Today most enterprises are making only limited use of cloud computing capabilities, delaying major switchovers until the measure of security enjoyed by dedicated in-house servers can be duplicated by virtualized servers, storage and applications in the clouds.
According to Gartner, over 60 percent of U.S. enterprises will be evaluating cloud-computing services over the next 18 months. Yet major deployments by IT to cloud computing facilities will be metered out in proportion to how secure clouds can be made in comparison to existing in-house servers.
"More comprehensive security capabilities is a prerequisite for getting organizations to adopt cloud-based services for more complex, business-sensitive, and demanding purposes," said Forrester Research in its latest report: Security and the Cloud.
A few requirements are obvious, such as data encryption (since storage space will be shared with other enterprises in the clouds). However, the "rules of the road" are far from obvious when considering how to develop the level of trust IT now enjoys for in-house servers that cannot be easily replicated in the clouds.

Cloud computing can distribute the secure-authentication, encryption and communications tasks that IT once centralized by in-house data centers.
"Encryption is enjoying a resurgence because it's one of the fundamental ways of exerting ownership of your data—you can dictate the terms by which people access that information," said Dean Ocampo, Solutions Strategy director at SafeNet, which claims that over 80 percent of worldwide inter-bank financial transactions use its encryption algorithms.
"Security personnel are used to having a process for cash management, a process for personnel management and a process for auditing, but you can't control your processes in the clouds. You can't inspect the server logs. You can't control the firewall. All of those things are missing when you move to a cloud, making it extremely difficult for security professionals to control the whole food chain of information. Encryption is a way of reasserting that control."
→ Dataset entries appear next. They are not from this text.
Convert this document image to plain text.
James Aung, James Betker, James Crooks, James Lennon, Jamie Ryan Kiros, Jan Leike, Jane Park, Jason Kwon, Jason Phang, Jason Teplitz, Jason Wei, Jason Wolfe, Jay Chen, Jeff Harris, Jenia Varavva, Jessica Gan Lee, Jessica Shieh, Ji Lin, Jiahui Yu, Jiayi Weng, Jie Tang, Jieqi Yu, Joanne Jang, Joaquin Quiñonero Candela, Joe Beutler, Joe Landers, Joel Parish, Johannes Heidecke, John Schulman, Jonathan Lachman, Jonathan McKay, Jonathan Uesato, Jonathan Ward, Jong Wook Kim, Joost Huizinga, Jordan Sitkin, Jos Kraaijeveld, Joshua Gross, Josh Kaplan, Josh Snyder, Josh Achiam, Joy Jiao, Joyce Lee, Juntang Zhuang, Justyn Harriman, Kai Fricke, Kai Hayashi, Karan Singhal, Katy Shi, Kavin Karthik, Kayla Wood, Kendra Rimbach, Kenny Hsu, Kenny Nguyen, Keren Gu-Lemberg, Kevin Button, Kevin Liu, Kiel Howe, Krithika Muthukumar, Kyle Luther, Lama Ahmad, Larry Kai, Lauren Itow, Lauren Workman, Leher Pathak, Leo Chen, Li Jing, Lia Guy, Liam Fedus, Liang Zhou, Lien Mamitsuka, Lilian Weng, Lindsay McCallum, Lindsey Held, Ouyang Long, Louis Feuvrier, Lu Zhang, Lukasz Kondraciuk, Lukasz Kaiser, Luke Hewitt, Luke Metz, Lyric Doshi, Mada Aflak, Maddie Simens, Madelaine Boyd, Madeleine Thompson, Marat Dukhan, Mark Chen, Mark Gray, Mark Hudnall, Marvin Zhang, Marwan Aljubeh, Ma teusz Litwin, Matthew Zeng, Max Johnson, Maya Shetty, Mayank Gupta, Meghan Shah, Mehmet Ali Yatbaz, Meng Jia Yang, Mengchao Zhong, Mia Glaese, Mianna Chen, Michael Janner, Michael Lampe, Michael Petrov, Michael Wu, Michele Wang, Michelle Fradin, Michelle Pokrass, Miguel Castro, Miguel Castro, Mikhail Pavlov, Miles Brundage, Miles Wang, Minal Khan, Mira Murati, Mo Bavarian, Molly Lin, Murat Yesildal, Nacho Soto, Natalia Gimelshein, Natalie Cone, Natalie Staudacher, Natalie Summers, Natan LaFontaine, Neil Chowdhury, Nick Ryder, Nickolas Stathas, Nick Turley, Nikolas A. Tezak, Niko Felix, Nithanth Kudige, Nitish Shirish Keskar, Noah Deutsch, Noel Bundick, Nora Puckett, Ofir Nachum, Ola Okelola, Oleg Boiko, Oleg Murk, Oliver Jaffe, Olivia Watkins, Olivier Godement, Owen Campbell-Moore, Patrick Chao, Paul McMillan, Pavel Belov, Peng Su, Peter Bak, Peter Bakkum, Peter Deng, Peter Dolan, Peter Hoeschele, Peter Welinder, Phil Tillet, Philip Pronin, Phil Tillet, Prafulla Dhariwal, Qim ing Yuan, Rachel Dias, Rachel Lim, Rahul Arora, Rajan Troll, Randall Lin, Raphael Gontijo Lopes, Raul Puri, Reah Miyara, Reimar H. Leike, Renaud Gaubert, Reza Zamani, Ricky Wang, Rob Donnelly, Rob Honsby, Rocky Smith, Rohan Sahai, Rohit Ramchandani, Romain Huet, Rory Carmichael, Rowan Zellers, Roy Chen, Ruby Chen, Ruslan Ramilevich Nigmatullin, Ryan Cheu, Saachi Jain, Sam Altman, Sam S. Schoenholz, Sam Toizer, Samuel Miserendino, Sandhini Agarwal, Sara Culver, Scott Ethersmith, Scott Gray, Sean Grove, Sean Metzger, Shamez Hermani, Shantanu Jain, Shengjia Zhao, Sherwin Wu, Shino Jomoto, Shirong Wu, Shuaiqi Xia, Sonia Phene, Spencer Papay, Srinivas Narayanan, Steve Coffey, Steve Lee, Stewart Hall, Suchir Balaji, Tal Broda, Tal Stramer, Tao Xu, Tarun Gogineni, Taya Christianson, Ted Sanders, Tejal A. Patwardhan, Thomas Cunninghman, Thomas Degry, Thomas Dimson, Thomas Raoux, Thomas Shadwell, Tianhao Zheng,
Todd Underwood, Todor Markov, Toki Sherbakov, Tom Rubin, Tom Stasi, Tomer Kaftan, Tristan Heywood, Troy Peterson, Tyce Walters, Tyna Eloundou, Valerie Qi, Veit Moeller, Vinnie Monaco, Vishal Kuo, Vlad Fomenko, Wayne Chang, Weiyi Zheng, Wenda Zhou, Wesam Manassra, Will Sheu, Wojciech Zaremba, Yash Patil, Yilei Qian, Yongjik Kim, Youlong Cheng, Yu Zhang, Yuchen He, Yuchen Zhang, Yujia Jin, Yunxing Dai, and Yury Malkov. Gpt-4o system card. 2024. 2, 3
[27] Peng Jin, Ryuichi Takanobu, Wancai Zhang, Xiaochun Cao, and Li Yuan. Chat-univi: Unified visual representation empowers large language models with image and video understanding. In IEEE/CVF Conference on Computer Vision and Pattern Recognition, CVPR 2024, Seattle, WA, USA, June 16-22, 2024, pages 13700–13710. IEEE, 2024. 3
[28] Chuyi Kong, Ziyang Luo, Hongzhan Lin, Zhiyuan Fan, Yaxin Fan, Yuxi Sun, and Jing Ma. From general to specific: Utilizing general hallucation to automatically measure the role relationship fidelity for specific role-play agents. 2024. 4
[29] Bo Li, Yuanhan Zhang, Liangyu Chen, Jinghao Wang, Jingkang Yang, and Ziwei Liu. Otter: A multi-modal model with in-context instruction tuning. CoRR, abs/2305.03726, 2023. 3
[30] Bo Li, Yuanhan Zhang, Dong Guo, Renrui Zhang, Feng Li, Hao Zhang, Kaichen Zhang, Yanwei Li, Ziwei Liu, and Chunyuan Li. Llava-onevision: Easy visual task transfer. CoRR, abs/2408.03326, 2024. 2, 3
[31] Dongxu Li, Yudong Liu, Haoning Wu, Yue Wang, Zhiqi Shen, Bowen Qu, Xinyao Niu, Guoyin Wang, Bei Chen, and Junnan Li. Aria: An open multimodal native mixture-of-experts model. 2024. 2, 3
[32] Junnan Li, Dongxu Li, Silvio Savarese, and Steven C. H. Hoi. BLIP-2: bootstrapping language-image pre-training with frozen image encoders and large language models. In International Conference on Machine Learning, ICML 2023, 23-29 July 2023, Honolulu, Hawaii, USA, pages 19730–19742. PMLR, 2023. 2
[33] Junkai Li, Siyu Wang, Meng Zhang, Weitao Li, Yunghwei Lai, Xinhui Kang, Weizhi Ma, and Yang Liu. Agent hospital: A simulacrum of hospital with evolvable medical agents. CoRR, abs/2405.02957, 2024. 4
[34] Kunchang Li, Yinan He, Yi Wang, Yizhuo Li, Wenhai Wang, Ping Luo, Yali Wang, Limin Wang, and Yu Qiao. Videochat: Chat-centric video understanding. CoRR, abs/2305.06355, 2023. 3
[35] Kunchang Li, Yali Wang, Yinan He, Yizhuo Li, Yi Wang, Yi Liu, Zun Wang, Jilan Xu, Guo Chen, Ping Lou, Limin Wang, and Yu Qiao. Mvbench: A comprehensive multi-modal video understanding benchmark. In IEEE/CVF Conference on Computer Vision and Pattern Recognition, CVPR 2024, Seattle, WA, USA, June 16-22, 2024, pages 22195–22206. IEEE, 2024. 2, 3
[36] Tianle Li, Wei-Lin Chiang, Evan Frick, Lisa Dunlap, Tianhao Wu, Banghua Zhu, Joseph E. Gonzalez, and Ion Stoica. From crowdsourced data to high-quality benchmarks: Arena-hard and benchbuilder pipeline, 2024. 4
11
Encryption is one essential component, but major cloud providers like Amazon are working with SafeNet to offer an integrated security solution that recovers most if not all of the control lost by moving to the clouds. Recently, Amazon's Elastic Compute Cloud (EC2) and Virtual Private Cloud (VPC) introduced the integration of SafeNet encryption for virtual storage and virtual servers. SafeNet's solution is also certified for both VMware and Xen hypervisors.
"When using cloud services, IT doesn't own the switch fabric, it doesn't employ the personnel that manage the switch fabric, it doesn't own the servers, but the framework is the same—the trust just needs to be built into the enterprise's cloud computing fabric," said Ocampo.
What SafeNet calls its "Trusted Cloud Fabric" supports traditional data centers, private clouds, public clouds and hybrid cloud infrastructures.